Hillary Clinton's North Korea Naivete

Hillary Rodham Clinton prefaced her first trip abroad as secretary of State with a speech Friday sketching out various Obama administration views regarding her Asia itinerary. Her approach on the crucial issue of North Korea's nuclear weapons program embodies an overwhelming--and unfortunate--continuity with the Bush administration. This is not at all surprising, given the president's campaign rhetoric.

What is surprising is the sheer innocence in which the substance has been packaged, a naivete extending well beyond North Korea. The secretary's attitude is potentially more troubling than the dull repetitiveness of the policy, which invokes the importance of the six-party talks and the need to "get the negotiations back on track."

Take, for example, her repeated references to "smart power," presumably meant to distinguish the brainy Obama team from its predecessor. Like Justice Potter Stewart's definition of pornography, we are apparently meant to know smart power when we see it. Every incoming administration is entitled to a few weeks of touting its superiority, but the bumper stickers need to disappear when overseas travel begins, replaced by real policy, not slogans. Otherwise, observers would conclude that the president, and perhaps his secretary of State, are still running for office, rather than realizing they are already there.

Leaving Pyongyang with any nuclear capability simply invites future abuse and a recurrence of the very problem we need to "eliminate."

Clinton accurately called North Korea's nuclear program "the most acute challenge to stability in northeast Asia," and she established the objective that the North "completely and verifiably eliminate" its nuclear weapons activities. This familiar formulation implicitly--and very unfortunately--accepts that North Korea can keep a nuclear program as long as it is "peaceful." Whatever else it may be, this deal is not "smart." Leaving Pyongyang with any nuclear capability simply invites future abuse and a recurrence of the very problem we need to "eliminate."

Equally unfortunately, Clinton made no reference to the global scope of North Korea's threat, notably in the tumultuous Middle East, where the North's contribution to nuclear and ballistic missile proliferation has long stoked regional tensions. The omission is all the more striking because Clinton also said that "we can no longer approach our foreign policy solely country by country, or simply carving the world into separate regions." She then proceeded to do just that, ignoring, among other things, North Korea's missile cooperation with Iran and its attempt to replicate its Yongbyon reactor in Syria (until the site was destroyed by Israel in September 2007).

The secretary's comments at a subsequent news teleconference only compounded the speech's lack of strategic breadth. Asked her assessment of the Agreed Framework, the Pyongyang-Washington agreement concluded during her husband's presidency, Clinton regretted that "the Bush administration completely walked away" from the agreement. She said that "information" about North Korea's uranium enrichment efforts "should have been dealt with very seriously" but "in addition to the Agreed Framework," not in place of it.

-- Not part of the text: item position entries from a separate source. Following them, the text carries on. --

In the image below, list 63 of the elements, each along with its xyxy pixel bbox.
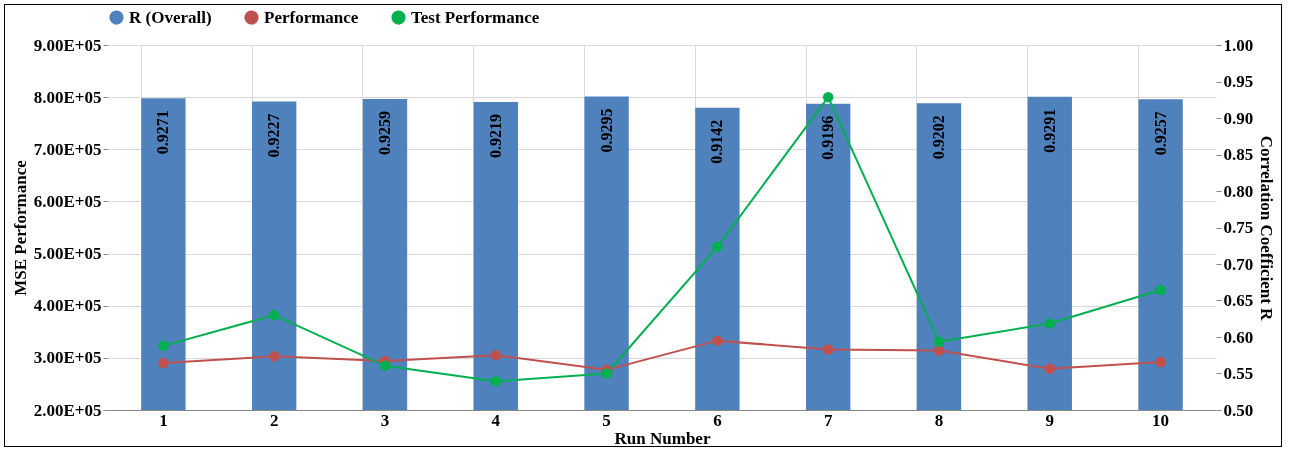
point <box>712 335 723 346</box>
point <box>490 376 502 387</box>
y-tick-label: 2.00E+05 <box>33 400 102 420</box>
point <box>933 345 945 356</box>
point <box>822 344 834 355</box>
y-tick-label: 3.00E+05 <box>33 348 102 368</box>
point <box>490 350 502 361</box>
x-tick-label: 6 <box>713 410 722 430</box>
y2-tick-label: 0.80 <box>1223 181 1254 201</box>
point <box>268 351 280 362</box>
y-tick-label: 6.00E+05 <box>33 191 102 211</box>
x-axis-title: Run Number <box>614 428 711 448</box>
data-label: 0.9142 <box>708 119 726 164</box>
data-label: 0.9295 <box>597 108 615 153</box>
y2-tick-label: 0.95 <box>1223 72 1254 91</box>
y-tick-label: 9.00E+05 <box>33 35 102 55</box>
point <box>933 336 945 347</box>
y2-tick-label: 0.90 <box>1223 108 1254 128</box>
y-tick-label: 7.00E+05 <box>33 139 102 159</box>
y2-tick-label: 0.70 <box>1223 254 1254 274</box>
data-label: 0.9271 <box>154 110 172 155</box>
legend-label: Test Performance <box>411 7 540 27</box>
y2-tick-label: 0.75 <box>1223 218 1254 237</box>
y2-tick-label: 1.00 <box>1223 35 1254 55</box>
x-tick-label: 5 <box>602 410 611 430</box>
y2-tick-label: 0.55 <box>1223 364 1254 383</box>
point <box>712 241 723 253</box>
data-label: 0.9196 <box>819 115 837 160</box>
y2-tick-label: 0.60 <box>1223 327 1254 347</box>
x-tick-label: 3 <box>380 410 390 430</box>
y2-tick-label: 0.85 <box>1223 145 1254 164</box>
x-tick-label: 2 <box>269 410 279 430</box>
data-label: 0.9291 <box>1040 108 1058 153</box>
y-tick-label: 4.00E+05 <box>33 296 102 316</box>
point <box>158 340 169 352</box>
point <box>1155 284 1166 296</box>
point <box>158 357 169 369</box>
data-label: 0.9257 <box>1151 111 1169 156</box>
x-tick-label: 7 <box>823 410 833 430</box>
point <box>1044 363 1056 375</box>
point <box>1155 356 1166 368</box>
y2-axis-title: Correlation Coefficient R <box>1257 135 1277 322</box>
point <box>822 91 834 103</box>
x-tick-label: 9 <box>1045 410 1055 430</box>
x-tick-label: 1 <box>159 410 168 430</box>
data-label: 0.9219 <box>486 114 504 159</box>
x-tick-label: 4 <box>491 410 501 430</box>
point <box>601 368 612 379</box>
y2-tick-label: 0.65 <box>1223 291 1254 310</box>
point <box>1044 318 1056 329</box>
point <box>268 309 280 321</box>
data-label: 0.9227 <box>265 113 283 158</box>
y-tick-label: 5.00E+05 <box>33 244 102 264</box>
x-tick-label: 10 <box>1152 410 1170 430</box>
x-tick-label: 8 <box>934 410 944 430</box>
data-label: 0.9259 <box>376 111 393 156</box>
point <box>379 360 391 371</box>
y-axis-title: MSE Performance <box>10 159 30 296</box>
legend-label: Performance <box>264 7 359 27</box>
legend-label: R (Overall) <box>129 7 212 27</box>
y-tick-label: 8.00E+05 <box>33 87 102 107</box>
data-label: 0.9202 <box>930 115 947 160</box>
y2-tick-label: 0.50 <box>1223 400 1254 420</box>
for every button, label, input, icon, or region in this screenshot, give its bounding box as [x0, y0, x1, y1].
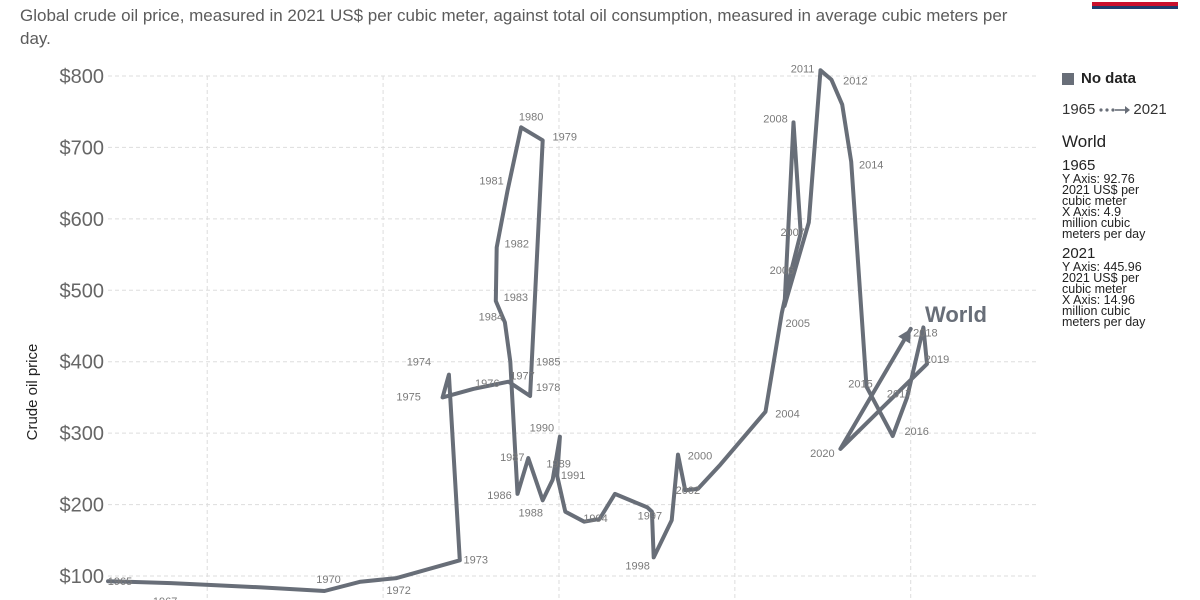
end-line: 2021 US$ per — [1062, 271, 1140, 285]
end-line: meters per day — [1062, 315, 1146, 329]
year-label: 1985 — [536, 357, 560, 369]
series-world[interactable] — [106, 68, 929, 593]
year-label: 2016 — [904, 426, 928, 438]
start-year: 1965 — [1062, 157, 1096, 174]
year-label: 2011 — [791, 63, 815, 75]
year-label: 1974 — [407, 357, 431, 369]
series-line-world — [106, 68, 929, 593]
time-range[interactable]: 1965 2021 — [1062, 101, 1192, 118]
year-label: 2017 — [887, 388, 911, 400]
year-label: 1973 — [464, 554, 488, 566]
year-label: 2012 — [843, 76, 867, 88]
y-tick-label: $200 — [60, 495, 105, 517]
legend-nodata[interactable]: No data — [1062, 70, 1192, 87]
year-label: 1980 — [519, 111, 543, 123]
y-tick-label: $300 — [60, 423, 105, 445]
year-label: 1979 — [552, 131, 576, 143]
entity-name: World — [1062, 132, 1107, 151]
end-line: X Axis: 14.96 — [1062, 293, 1135, 307]
year-label: 2014 — [859, 160, 883, 172]
year-label: 1982 — [504, 238, 528, 250]
time-start: 1965 — [1062, 101, 1096, 118]
year-label: 2007 — [780, 227, 804, 239]
flag-icon — [1092, 0, 1178, 9]
year-label: 1989 — [546, 459, 570, 471]
time-end: 2021 — [1133, 101, 1167, 118]
year-label: 1990 — [530, 423, 554, 435]
year-label: 1970 — [316, 574, 340, 586]
y-tick-label: $500 — [60, 280, 105, 302]
year-label: 1972 — [386, 585, 410, 597]
nodata-label: No data — [1081, 70, 1137, 87]
year-labels: 1965196719681969197019721973197419751976… — [108, 63, 949, 600]
start-line: Y Axis: 92.76 — [1062, 172, 1135, 186]
end-line: cubic meter — [1062, 282, 1127, 296]
year-label: 1991 — [561, 470, 585, 482]
year-label: 1986 — [487, 490, 511, 502]
y-tick-label: $600 — [60, 209, 105, 231]
year-label: 2002 — [676, 485, 700, 497]
y-tick-label: $400 — [60, 352, 105, 374]
end-year: 2021 — [1062, 245, 1096, 262]
start-line: cubic meter — [1062, 194, 1127, 208]
end-line: million cubic — [1062, 304, 1131, 318]
start-detail: 1965 Y Axis: 92.76 2021 US$ per cubic me… — [1062, 157, 1192, 241]
year-label: 1975 — [396, 391, 420, 403]
end-line: Y Axis: 445.96 — [1062, 260, 1142, 274]
year-label: 2006 — [770, 265, 794, 277]
start-line: million cubic — [1062, 216, 1131, 230]
year-label: 2019 — [925, 354, 949, 366]
time-arrow-icon — [1098, 105, 1131, 115]
year-label: 1987 — [500, 452, 524, 464]
year-label: 2018 — [913, 327, 937, 339]
nodata-swatch — [1062, 72, 1074, 85]
y-axis: $100 $200 $300 $400 $500 $600 $700 $800 — [60, 66, 105, 588]
year-label: 1981 — [479, 175, 503, 187]
year-label: 1988 — [518, 507, 542, 519]
start-line: meters per day — [1062, 227, 1146, 241]
end-detail: 2021 Y Axis: 445.96 2021 US$ per cubic m… — [1062, 245, 1192, 329]
chart-subtitle: Global crude oil price, measured in 2021… — [20, 6, 1008, 48]
year-label: 1994 — [583, 513, 607, 525]
year-label: 2015 — [848, 379, 872, 391]
y-tick-label: $100 — [60, 566, 105, 588]
y-tick-label: $800 — [60, 66, 105, 88]
year-label: 2008 — [763, 113, 787, 125]
chart-grid — [108, 75, 1037, 600]
year-label: 1978 — [536, 382, 560, 394]
year-label: 2000 — [688, 451, 712, 463]
year-label: 1977 — [510, 371, 534, 383]
year-label: 1976 — [475, 378, 499, 390]
start-line: X Axis: 4.9 — [1062, 205, 1122, 219]
series-label-world[interactable]: World — [925, 302, 987, 327]
year-label: 1965 — [108, 576, 132, 588]
year-label: 1998 — [625, 560, 649, 572]
legend-panel: No data 1965 2021 World 1965 Y Axis: 92.… — [1062, 70, 1192, 328]
year-label: 1997 — [638, 511, 662, 523]
year-label: 2020 — [810, 448, 834, 460]
year-label: 1984 — [479, 311, 503, 323]
year-label: 2004 — [775, 409, 799, 421]
series-end-arrow — [898, 328, 911, 344]
year-label: 2005 — [786, 318, 810, 330]
year-label: 1967 — [153, 596, 177, 600]
y-axis-label: Crude oil price — [24, 344, 41, 441]
y-tick-label: $700 — [60, 137, 105, 159]
start-line: 2021 US$ per — [1062, 183, 1140, 197]
year-label: 1983 — [504, 292, 528, 304]
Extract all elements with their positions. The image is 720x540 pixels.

This is a breathtakingly confused position. First, North Korea's repeated violations of the Agreed Framework breached the agreement, not the Bush White House. Pyongyang cheated on the agreement's central premise--the North's denuclearization--and lied about it.

And adhering to U.S. commitments under the framework while the North was violating its obligations would have been a classic case of rewarding bad behavior--exactly what the Clinton administration did wrong. Given North Korea's flagrant, ongoing violations, what possible reason could be advanced to believe that the North would honor a new agreement to forgo uranium enrichment? Moreover, by continually casting doubt on the very existence of Pyongyang's uranium enrichment program, Clinton is only reinforcing the North's determination not to allow meaningful verification of its nuclear program.

Stressing that "we have not forgotten the families of Japanese citizens abducted to North Korea," Clinton promised to meet the families "on a very personal...human basis." Although empathy is commendable, it would have been more encouraging had the secretary emphasized the important conclusion that North Korea's state terrorism, as exemplified by these families' stories, vividly reveals the character of that criminal regime.

This is an important matter of statecraft and politics in Japan, and on which the abductees' families themselves are clear and persuasive, just as it would be here if our citizens were being kidnapped. The families appreciate empathy, but what they really want is accountability from Pyongyang.

Clinton emphasized that she was prepared for "active listening" on her trip. One hopes that she will be particularly active in listening to South Korea and Japan, where the North's repeated acts of duplicity have sunk in far more profoundly than at the State Department. Although there seems to be little reason to hope that the Obama administration will actually offer "change" on North Korea policy, perhaps Clinton will at least return from Asia sobered by the depth of the North's regional and global threat.

John R. Bolton is a senior fellow at AEI.